Clare yang sejak tadi menggandeng Bertilda dalam diam pun menerima pelukan George dengan segala kerapuhan yang sejak tadi ia simpan. Clare bahkan tidak mengeluarkan setetes pun air mata saat menerima kabar kematian suaminya, bukannya tidak sedih, wanita itu benar-benar tidak bisa merasakaan apa pun hingga berakhir dalam pelukan George. Tubuh Clare gemetar, air mata meleleh dengan mudah pada wajahnya. Kehadiran George mengembalikan fungsi hati dan pikiran Clare yang sejak kemarin seakan mati.
"Kamu lihat dad?" Isak Clare, "Lihat apa yang pria itu lakukan padaku. Aku tak percaya ini."
George menepuk punggung Clare lembut, "Aku tahu, aku tahu, sayangku."
"Setelah semua yang kami alami, kenapa Ramsey harus pergi dengan cara seperti ini?" Bisik Clare, "Kami duduk bersama, kemarin setelah sekian lama tidak makan bersama, kami, itu semua hanya pertengkaran kecil dad."
George melepaskan pelukannya, ia menatap Richard yang sejak tadi berdiri tanpa ekspresi.
"Aku rasa Clare masih terpukul, tolong temani dia di ruang perapian," Pinta George, "Aku akan menggantikan Clare di sini."
Tanpa kata-kata Richard memegangi bahu Clare, ia menuntun Clare menuju ruang keluarga. Tatapan simpati para pelayat tak lepas dari sosok Clare hingga ia menghilang di belokan koridor.
"Grandpa," Suara lembut milik Bertilda membuat George berpaling dari peti mati Ramsey dan menatap pemilik suara, "Apakah dad belum bangun? Aku ingin menunjukkan little black dress ini padanya."
"Kamu terlihat sangat menawan lady." George tidak menjawab pertanyaan polos Bertilda tapi ia mengelus pipi gadis itu.
"Benarkah? Dad yang membelinya untukku, dad bilang aku akan menjadi lady sejati saat memakainya."
"Tentu saja, ayahmu pasti bangga melihatmu lady," Tukas George, "Sekarang berdoalah, kamu akan bertemu ayahmu lagi suatu hari nanti. Sambil menunggu waktu itu tiba, kamu harus hidup dengan baik."
Bertilda menatap George intens, "Oke, aku akan berdoa, tapi kemana dad pergi, grandpa?"
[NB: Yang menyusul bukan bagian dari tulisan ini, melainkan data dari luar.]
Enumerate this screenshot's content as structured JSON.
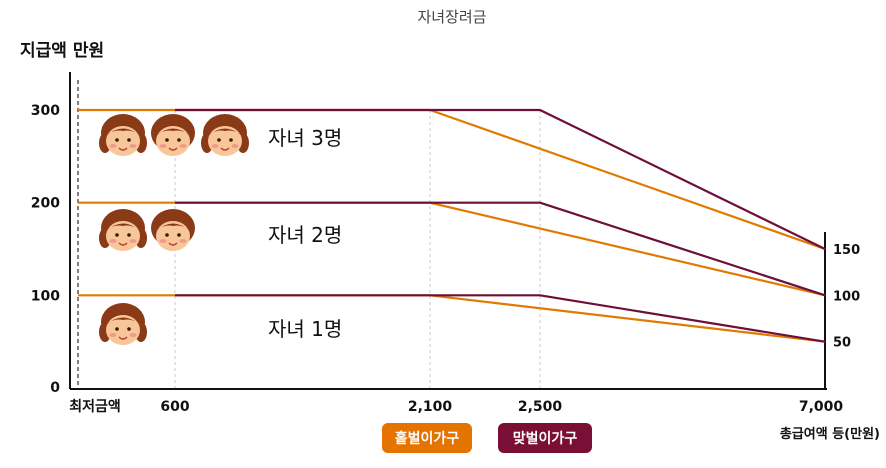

George tersenyum, "Surga."
***
Richard menambahkan kayu ke dalam perapian, membuat lidah api yang melemah di dalamnya lambat laun membesar dan memancarkan cahaya lebih terang. Setelah membawa Clare pergi menjauh dari ruang duka yang dibanjiri tamu, Richard mendudukkan Clare di sofa dan menyelimutinya dengan selembar kain bermotif etnik kesukaannya.
"Sudah lebih baik?" Richard menyodorkan segelas air mineral untuk Clare.
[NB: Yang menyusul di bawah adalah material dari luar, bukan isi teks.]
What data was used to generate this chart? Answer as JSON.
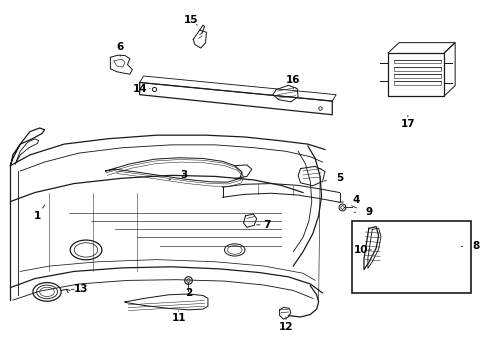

Wanita itu hanya mengangguk lemah, sebelah tangannya memegangi kepala. Tanpa menatap Richard, Clare menerima air mineral yang ditawarkan padanya.
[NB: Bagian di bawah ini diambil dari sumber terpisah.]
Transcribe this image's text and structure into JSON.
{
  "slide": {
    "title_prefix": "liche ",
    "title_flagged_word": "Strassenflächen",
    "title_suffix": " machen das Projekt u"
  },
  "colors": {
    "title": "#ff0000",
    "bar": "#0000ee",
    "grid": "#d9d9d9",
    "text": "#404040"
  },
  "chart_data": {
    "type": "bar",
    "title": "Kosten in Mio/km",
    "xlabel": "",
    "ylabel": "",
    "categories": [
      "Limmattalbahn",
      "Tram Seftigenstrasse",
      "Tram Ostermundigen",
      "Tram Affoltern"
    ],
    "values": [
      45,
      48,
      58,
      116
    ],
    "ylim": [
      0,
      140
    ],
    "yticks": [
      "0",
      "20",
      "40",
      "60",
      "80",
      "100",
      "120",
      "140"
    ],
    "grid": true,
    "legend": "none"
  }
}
"Clare, sayang, aku tahu ini bukan waktu yang tepat," Richard menggenggam tangan Jenifer, "Tapi aku ingin lebih serius dengan hubungan kita."
Clare meletakkan gelas di meja, ia menatap Richard tak percaya.
"Kamu gila?" Tukas Clare sinis, "Ramsey suamiku, terbaring di peti mati itu Richard!"
"Aku mengerti Clare," Richard menjelaskan lebih hati-hati, "Apa kamu tahu selama ini Ramsey tahu hubungan kita?"
Clare mendecih dengan senyuman remeh dan menepis tangan Richard, "Kalau Ramsey tahu, sudah lama aku mendepakmu dari Blackton Land."
Richard sudah menduga bahwa Clare tidak tahu apa-apa, "Sudah kuduga, sayangnya selama ini Ramsey mengetahui hubungan kita, Clare."
Clare menatap Richard penuh kemarahan, "Jaga mulutmu Richard, apakah begini caramu menghiburku?"